A lo largo del partido, hay un mantra que rodea a Los Luneros y que decanta en una teoría esbozada por Alberto Capandegui, el viejo compañero de De Vicenzo: "Un chico de la villa tiene más posibilidades de llegar a ser el nuevo Tiger Woods que cualquiera de los que juegan en el country todos los días". Con esa certeza, dos de los integrantes del grupo apostaron hace unos meses a conformar una ONG para llevar el golf a las villas, "como una manera de sacar a los chicos de las drogas y para darles un deporte en el que pueden brillar". Todo se asienta en que, para Los Luneros, en esos territorios golpeados abundan las habilidades que se precisan en el golf: dejar que el cuerpo mande al golpear la pelota, pasar el tiempo que sea necesario con hambre sin que en la cabeza se disparen pensamientos negativos, tener la necesidad de convertirse en un campeón. Un Santo Grial forjado en sus propias vivencias.
Esta vez el hándicap no alcanzó y Esteban Gómez se lleva el partido. También elige el dinero antes que la copa. Y sus compañeros se lamentan por esa pelota en la que no pudieron mantener la concentración, ese único golpe que los separó de la gloria.

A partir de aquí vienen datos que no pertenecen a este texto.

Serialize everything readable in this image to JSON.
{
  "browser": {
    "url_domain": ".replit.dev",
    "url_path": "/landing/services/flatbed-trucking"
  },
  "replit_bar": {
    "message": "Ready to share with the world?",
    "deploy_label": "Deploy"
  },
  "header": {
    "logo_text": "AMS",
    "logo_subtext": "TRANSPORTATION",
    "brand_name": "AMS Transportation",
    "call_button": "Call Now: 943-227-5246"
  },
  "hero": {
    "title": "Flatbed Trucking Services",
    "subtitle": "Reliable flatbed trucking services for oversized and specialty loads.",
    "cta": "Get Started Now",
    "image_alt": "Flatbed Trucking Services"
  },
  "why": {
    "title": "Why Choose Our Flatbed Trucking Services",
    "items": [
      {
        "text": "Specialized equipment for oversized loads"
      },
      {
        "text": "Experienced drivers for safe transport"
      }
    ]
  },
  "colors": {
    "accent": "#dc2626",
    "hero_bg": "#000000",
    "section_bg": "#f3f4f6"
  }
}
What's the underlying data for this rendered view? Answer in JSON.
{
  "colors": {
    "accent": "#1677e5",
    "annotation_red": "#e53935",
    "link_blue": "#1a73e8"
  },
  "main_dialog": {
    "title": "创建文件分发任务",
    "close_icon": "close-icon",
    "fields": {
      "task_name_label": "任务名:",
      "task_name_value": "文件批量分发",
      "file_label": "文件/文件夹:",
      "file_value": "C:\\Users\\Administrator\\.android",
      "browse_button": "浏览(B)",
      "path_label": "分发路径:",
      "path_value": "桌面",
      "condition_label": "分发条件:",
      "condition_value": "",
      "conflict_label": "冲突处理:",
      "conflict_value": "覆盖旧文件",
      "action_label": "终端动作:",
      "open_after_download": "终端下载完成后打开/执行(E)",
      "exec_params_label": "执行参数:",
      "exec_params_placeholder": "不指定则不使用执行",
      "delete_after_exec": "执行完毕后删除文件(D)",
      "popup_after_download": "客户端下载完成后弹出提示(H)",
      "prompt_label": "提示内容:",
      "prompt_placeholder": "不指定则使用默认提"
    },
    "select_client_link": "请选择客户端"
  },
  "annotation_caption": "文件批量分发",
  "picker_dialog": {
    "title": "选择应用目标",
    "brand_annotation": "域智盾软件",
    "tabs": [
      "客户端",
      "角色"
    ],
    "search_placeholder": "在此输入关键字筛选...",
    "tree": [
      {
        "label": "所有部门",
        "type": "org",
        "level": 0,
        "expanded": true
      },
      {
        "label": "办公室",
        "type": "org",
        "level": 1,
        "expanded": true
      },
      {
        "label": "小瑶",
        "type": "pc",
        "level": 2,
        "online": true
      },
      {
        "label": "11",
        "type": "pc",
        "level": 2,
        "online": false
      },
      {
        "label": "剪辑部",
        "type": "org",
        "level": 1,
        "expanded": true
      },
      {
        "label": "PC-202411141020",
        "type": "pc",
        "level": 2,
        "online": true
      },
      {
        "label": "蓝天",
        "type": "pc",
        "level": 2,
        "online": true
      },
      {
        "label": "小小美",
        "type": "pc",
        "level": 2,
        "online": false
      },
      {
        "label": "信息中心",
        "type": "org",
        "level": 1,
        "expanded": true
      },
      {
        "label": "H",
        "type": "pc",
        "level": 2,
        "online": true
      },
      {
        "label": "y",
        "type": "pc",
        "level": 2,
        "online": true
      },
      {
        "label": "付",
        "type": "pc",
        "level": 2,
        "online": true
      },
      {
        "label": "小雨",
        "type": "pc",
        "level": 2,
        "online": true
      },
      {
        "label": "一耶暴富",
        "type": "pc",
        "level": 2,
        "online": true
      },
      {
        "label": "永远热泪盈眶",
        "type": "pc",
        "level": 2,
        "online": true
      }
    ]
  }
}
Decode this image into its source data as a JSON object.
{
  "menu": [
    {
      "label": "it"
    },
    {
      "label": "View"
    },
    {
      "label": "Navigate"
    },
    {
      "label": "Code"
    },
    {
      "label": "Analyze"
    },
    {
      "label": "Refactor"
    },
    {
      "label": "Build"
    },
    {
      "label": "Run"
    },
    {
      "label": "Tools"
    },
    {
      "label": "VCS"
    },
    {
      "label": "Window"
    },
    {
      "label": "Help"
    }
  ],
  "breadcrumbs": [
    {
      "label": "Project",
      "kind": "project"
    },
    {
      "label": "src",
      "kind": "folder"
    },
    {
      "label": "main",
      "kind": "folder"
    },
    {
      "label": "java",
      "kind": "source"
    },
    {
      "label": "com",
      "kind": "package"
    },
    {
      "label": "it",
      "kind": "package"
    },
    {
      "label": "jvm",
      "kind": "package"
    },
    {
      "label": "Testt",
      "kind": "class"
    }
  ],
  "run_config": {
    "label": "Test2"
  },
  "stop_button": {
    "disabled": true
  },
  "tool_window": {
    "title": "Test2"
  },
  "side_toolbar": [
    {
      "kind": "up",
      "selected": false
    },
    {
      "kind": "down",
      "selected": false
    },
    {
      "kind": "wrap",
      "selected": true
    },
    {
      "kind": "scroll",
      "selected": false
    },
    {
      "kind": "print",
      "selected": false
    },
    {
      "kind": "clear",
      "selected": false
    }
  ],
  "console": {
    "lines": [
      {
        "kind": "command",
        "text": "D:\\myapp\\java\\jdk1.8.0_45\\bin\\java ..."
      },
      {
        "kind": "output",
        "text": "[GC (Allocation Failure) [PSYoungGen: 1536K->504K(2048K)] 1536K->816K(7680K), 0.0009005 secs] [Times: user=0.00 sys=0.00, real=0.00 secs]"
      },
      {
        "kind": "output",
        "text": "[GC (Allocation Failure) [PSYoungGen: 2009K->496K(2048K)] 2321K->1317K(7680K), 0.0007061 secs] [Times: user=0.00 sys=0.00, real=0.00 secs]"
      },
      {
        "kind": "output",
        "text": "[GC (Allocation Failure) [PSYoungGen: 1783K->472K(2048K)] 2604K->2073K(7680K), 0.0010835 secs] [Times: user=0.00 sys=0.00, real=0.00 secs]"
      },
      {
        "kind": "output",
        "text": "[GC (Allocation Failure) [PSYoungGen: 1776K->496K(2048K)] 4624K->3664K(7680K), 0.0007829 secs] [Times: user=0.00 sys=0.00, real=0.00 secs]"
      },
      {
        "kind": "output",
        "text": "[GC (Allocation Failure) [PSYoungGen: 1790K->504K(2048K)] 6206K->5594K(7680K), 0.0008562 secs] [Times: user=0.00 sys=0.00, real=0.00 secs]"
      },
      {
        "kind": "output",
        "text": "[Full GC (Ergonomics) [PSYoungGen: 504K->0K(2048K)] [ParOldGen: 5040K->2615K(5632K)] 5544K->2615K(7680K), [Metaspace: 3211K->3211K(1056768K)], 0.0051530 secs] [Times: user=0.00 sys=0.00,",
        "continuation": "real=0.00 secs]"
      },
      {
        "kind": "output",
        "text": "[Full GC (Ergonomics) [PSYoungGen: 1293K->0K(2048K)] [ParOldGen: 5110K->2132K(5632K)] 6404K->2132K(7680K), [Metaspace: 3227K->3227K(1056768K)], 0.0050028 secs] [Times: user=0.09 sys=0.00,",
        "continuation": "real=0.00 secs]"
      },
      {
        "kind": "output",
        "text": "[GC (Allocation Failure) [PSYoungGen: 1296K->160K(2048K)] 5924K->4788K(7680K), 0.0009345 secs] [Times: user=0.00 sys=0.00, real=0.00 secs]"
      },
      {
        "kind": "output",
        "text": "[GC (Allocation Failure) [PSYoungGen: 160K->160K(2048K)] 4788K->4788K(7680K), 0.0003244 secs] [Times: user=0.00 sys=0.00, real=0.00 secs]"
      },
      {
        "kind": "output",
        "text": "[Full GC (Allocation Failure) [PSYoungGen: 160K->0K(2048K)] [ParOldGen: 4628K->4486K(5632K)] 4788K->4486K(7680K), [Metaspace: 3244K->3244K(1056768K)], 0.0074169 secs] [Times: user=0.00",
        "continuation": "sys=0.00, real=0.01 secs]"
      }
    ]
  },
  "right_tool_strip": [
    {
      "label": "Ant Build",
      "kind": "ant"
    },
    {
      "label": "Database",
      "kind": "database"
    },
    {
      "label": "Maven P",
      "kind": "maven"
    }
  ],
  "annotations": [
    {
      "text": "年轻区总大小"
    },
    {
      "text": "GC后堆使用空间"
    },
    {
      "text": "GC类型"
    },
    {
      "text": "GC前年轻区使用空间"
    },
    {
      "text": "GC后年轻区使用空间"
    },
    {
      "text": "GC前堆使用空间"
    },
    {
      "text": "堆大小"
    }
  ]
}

–El que era caddie tiene una seguridad, una confianza en sí mismo que es increíble. La mayoría de los jugadores, si ganan o pierden comen igual, viven igual. Pero para el que fue caddie no es lo mismo –dice Esteban Ehrlich antes de subir los palos a su camioneta–. Hay algo que nunca nos vamos a cansar de repetir, y que lo puede constatar cualquiera que sepa un poco de golf: los mejores jugadores siempre fueron caddies.